Europe’s City Bus Market Has Crossed the Tipping Point: Zero-Emission Buses Reach 60% of New Registrations in 2025

 The European city bus market has officially crossed a historic threshold. In 2025, 60% of all newly registered urban buses in the European Union were zero-emission vehicles, marking a decisive shift from transition to dominance. Even more striking, battery-electric buses accounted for roughly 56%, while hydrogen fuel-cell buses made up the remaining share.



This milestone confirms that zero-emission city buses are no longer a future ambition or pilot-project technology—they are now the mainstream solution for urban public transport. With current momentum, analysts suggest that Europe could reach a fully zero-emission city bus market as early as 2028.

From Momentum to Market Dominance

Only a few years ago, electric buses were considered a niche product, limited to demonstration fleets and early-adopter cities. That perception has now changed fundamentally.

In 2024, zero-emission buses already represented 49% of new city bus registrations in the EU.

In 2025, this figure jumped to 60%, an increase of more than 10 percentage points in a single year.

Such growth is exceptional in any heavy-duty vehicle segment and highlights that the sector has passed a classic technology inflection point.
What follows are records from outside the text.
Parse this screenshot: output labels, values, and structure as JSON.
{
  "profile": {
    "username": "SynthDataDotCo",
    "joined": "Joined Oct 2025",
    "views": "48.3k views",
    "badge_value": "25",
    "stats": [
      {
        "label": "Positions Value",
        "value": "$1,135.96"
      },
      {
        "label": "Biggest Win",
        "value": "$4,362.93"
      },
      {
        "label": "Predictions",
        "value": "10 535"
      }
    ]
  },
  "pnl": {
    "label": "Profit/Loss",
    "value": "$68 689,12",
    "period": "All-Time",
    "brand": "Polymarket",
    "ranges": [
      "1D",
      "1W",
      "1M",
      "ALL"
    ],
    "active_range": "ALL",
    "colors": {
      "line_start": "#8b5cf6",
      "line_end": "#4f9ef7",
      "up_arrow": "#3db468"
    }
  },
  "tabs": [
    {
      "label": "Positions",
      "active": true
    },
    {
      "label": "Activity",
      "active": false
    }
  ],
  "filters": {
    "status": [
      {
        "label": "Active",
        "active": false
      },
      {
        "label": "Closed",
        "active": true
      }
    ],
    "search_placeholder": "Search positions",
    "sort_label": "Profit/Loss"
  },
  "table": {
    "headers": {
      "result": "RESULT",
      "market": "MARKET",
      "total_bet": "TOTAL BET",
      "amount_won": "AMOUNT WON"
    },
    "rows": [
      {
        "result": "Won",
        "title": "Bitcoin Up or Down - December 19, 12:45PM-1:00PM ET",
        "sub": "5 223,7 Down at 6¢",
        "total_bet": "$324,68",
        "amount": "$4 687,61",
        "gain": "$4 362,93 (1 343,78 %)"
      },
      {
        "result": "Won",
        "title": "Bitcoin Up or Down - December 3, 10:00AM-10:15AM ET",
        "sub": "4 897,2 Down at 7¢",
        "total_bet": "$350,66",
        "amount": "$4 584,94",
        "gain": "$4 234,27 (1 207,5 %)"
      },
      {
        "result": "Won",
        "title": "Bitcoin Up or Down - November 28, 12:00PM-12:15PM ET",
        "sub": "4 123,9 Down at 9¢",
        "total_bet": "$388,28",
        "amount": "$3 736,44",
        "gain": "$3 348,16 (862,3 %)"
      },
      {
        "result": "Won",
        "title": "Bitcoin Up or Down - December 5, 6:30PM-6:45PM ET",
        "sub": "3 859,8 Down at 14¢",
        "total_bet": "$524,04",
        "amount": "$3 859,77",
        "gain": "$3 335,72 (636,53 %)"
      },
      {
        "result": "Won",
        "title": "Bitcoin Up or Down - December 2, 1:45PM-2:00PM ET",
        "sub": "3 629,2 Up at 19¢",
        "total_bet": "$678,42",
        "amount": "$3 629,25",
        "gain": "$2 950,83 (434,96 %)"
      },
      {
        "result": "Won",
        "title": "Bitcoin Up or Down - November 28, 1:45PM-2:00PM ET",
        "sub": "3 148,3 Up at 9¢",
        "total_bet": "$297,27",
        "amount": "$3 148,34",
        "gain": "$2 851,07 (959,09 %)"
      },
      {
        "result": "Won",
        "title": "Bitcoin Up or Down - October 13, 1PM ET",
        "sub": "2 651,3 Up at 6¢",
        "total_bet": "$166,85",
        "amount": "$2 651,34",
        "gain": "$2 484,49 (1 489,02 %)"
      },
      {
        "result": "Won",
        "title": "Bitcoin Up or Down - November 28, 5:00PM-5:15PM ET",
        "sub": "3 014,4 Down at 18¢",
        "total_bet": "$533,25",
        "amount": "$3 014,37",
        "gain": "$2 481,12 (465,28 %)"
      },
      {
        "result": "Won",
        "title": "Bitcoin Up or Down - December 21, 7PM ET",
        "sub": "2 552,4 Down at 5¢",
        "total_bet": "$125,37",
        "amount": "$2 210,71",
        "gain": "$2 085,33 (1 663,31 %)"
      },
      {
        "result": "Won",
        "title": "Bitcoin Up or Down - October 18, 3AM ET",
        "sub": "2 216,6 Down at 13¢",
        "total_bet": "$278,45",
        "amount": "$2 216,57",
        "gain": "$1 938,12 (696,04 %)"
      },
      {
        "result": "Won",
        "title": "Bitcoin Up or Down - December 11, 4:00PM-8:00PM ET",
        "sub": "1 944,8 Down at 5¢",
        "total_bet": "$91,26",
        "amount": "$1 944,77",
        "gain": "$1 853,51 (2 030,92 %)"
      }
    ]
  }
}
Once this stage is reached, adoption typically accelerates rather than slows.

Battery-Electric Buses Lead the Transition

Although hydrogen fuel-cell buses continue to play a role, the data clearly shows that battery-electric buses (BEBs) are the backbone of Europe’s zero-emission transition.

This dominance is driven by several structural advantages:

Lower total cost of ownership (TCO) in urban duty cycles

Depot-based charging, which simplifies infrastructure compared to public fast-charging networks

High energy efficiency, particularly in stop-and-go city operation

Maturing supply chains for batteries, power electronics, and electric drivetrains

As a result, many cities now view battery-electric buses as the default option, with hydrogen reserved for specific use cases such as very long routes or cold-climate operations.

Surprising Leaders: Not Only the Wealthiest Countries

One of the most remarkable aspects of the 2025 data is which countries are leading the transition.

Several EU member states have already reached—or nearly reached—100% zero-emission city bus registrations, including:

Bulgaria

Denmark

Estonia

Latvia

Slovenia

In addition, countries such as the Netherlands, Belgium, Finland, Lithuania, Romania, and Luxembourg report shares above 90%.

This proves that success is not solely dependent on national wealth. Instead, it reflects:

Clear public procurement strategies

Stable regulatory frameworks

Well-planned depot and grid infrastructure

Strong coordination between municipalities, operators, and manufacturers

Why City Buses Electrify Faster Than Other Vehicles

City buses are uniquely positioned to lead Europe’s decarbonisation of transport:

Centralised procurement

Public authorities can directly steer technology choices through tenders.

Predictable operation

Fixed routes, known daily mileage, and depot parking make energy planning easier.

Local air-quality pressure

Cities face immediate political and social pressure to reduce noise and emissions.

Regulatory alignment

EU policies increasingly link public funding to clean vehicle adoption.

Together, these factors make the city bus segment the fastest-moving heavy-duty vehicle category in Europe’s energy transition.

Is 100% Zero-Emission by 2028 Realistic?

According to Transport & Environment and other policy analysts, yes—under the right conditions.

Key enablers include:

Continued enforcement of the Clean Vehicles Directive in public procurement

Investment in depot charging infrastructure and grid upgrades

Standardisation of charging interfaces, software platforms, and battery warranties

Strong industrial capacity within Europe to avoid supply bottlenecks

The main risk is no longer vehicle availability, but infrastructure and permitting timelines, particularly grid connections at large depots.

Implications for Manufacturers, Suppliers, and Operators

For bus manufacturers

Competition is shifting from “who can deliver an electric bus” to:

Energy efficiency

Thermal management performance

Winter operation capability

Software and fleet-level energy optimisation

For system suppliers

Battery thermal management, heat pumps, intelligent HVAC control, power-electronics cooling, and OTA diagnostics are becoming key differentiators.

For operators

Operational KPIs are changing:

From fuel consumption to kWh/km

From engine maintenance to battery state-of-health (SOH)

From refuelling logistics to charging window management

Conclusion: 60% Is Not the End—It’s the Beginning

The fact that six out of every ten new city buses in Europe are now zero-emission signals a permanent transformation of urban mobility. The shift from diesel to electric is no longer a question of if, but how fast and how well it can be executed.

If current trends continue, the European city bus market could become fully zero-emission before the end of this decade, setting a global benchmark for sustainable public transport.